Um claro corolário é que discernir as conceções africanas do Estado e sociedade não traduz simplesmente uma mera questão “diplomática” nem somente uma agradável visão de longo prazo. Outrossim, ela é essencial para o entendimento do curso do desenvolvimento político e socioeconómico (Haberson, 1994: 15).

A advocacia de Bratton (op. cit.) sobre a necessidade de uma definição neutra da sociedade civil que não prejulgue a natureza das relações entre o Estado e a sociedade insinua a realidade empírica de que a relação por vezes conflituosa e adversária da sociedade civil com o governo pode contrastar com outras ocasiões em que a sociedade civil se encontra em concórdia e até mesmo cooptada pelo governo. Gramsci (op. cit.) parece ter visto esta possibilidade na essência da definição da sociedade civil.

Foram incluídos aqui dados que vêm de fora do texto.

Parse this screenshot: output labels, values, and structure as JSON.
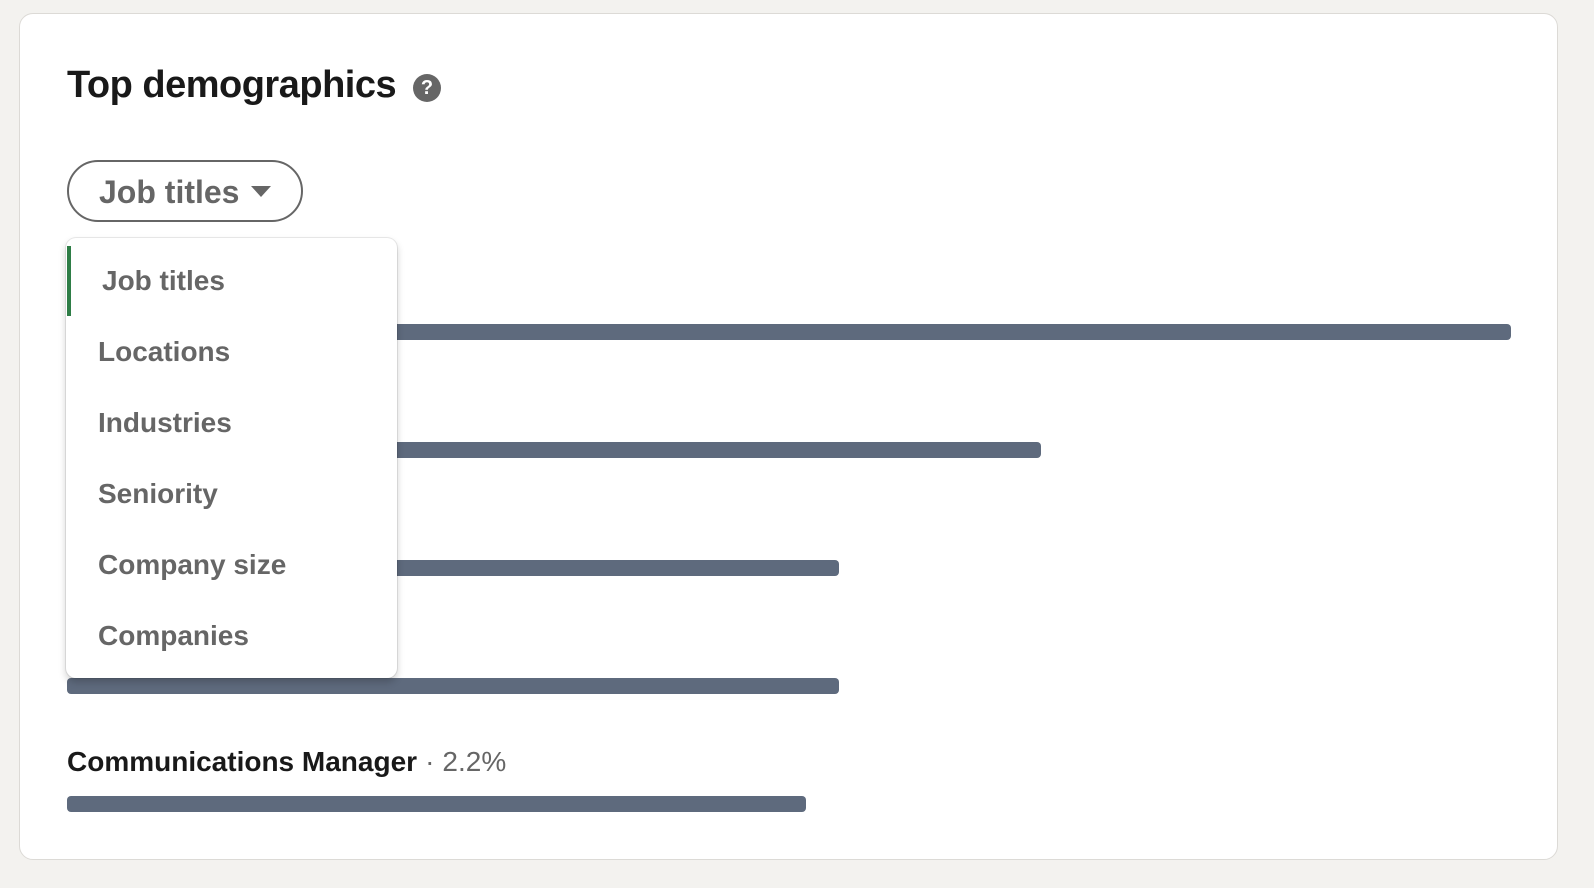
{
  "header": {
    "title": "Top demographics"
  },
  "filter": {
    "selected": "Job titles",
    "options": [
      "Job titles",
      "Locations",
      "Industries",
      "Seniority",
      "Company size",
      "Companies"
    ]
  },
  "bars": {
    "labels": [
      null,
      null,
      null,
      null,
      "Communications Manager"
    ],
    "separator": "·",
    "values": [
      4.3,
      2.9,
      2.3,
      2.3,
      2.2
    ],
    "value_labels": [
      null,
      null,
      null,
      null,
      "2.2%"
    ],
    "color": "#5e6a7d"
  }
}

Ora, como vimos, o entendimento de Marx (op. cit.), ao contrário de Gramsci, sustenta que é a sociedade civil que coopta o Estado, com últimas consequências revolucionárias. Por seu turno, Hegel (op. cit.) ao reconhecer que tanto a sociedade civil como o Estado não são completamente autónomos e autossuficientes, deixa-nos ficar com a possibilidade de análise das influências recíprocas entre tais instituições. Nesta linha, parece situar-se Alexis De Tocqueville (op. cit.) ao afirmar que organizações da sociedade civil constituem meios de difusão de valores democráticos nos cidadãos, podendo desta forma tanto favorecer interesses do governo como limitar possíveis tendências para a tirania.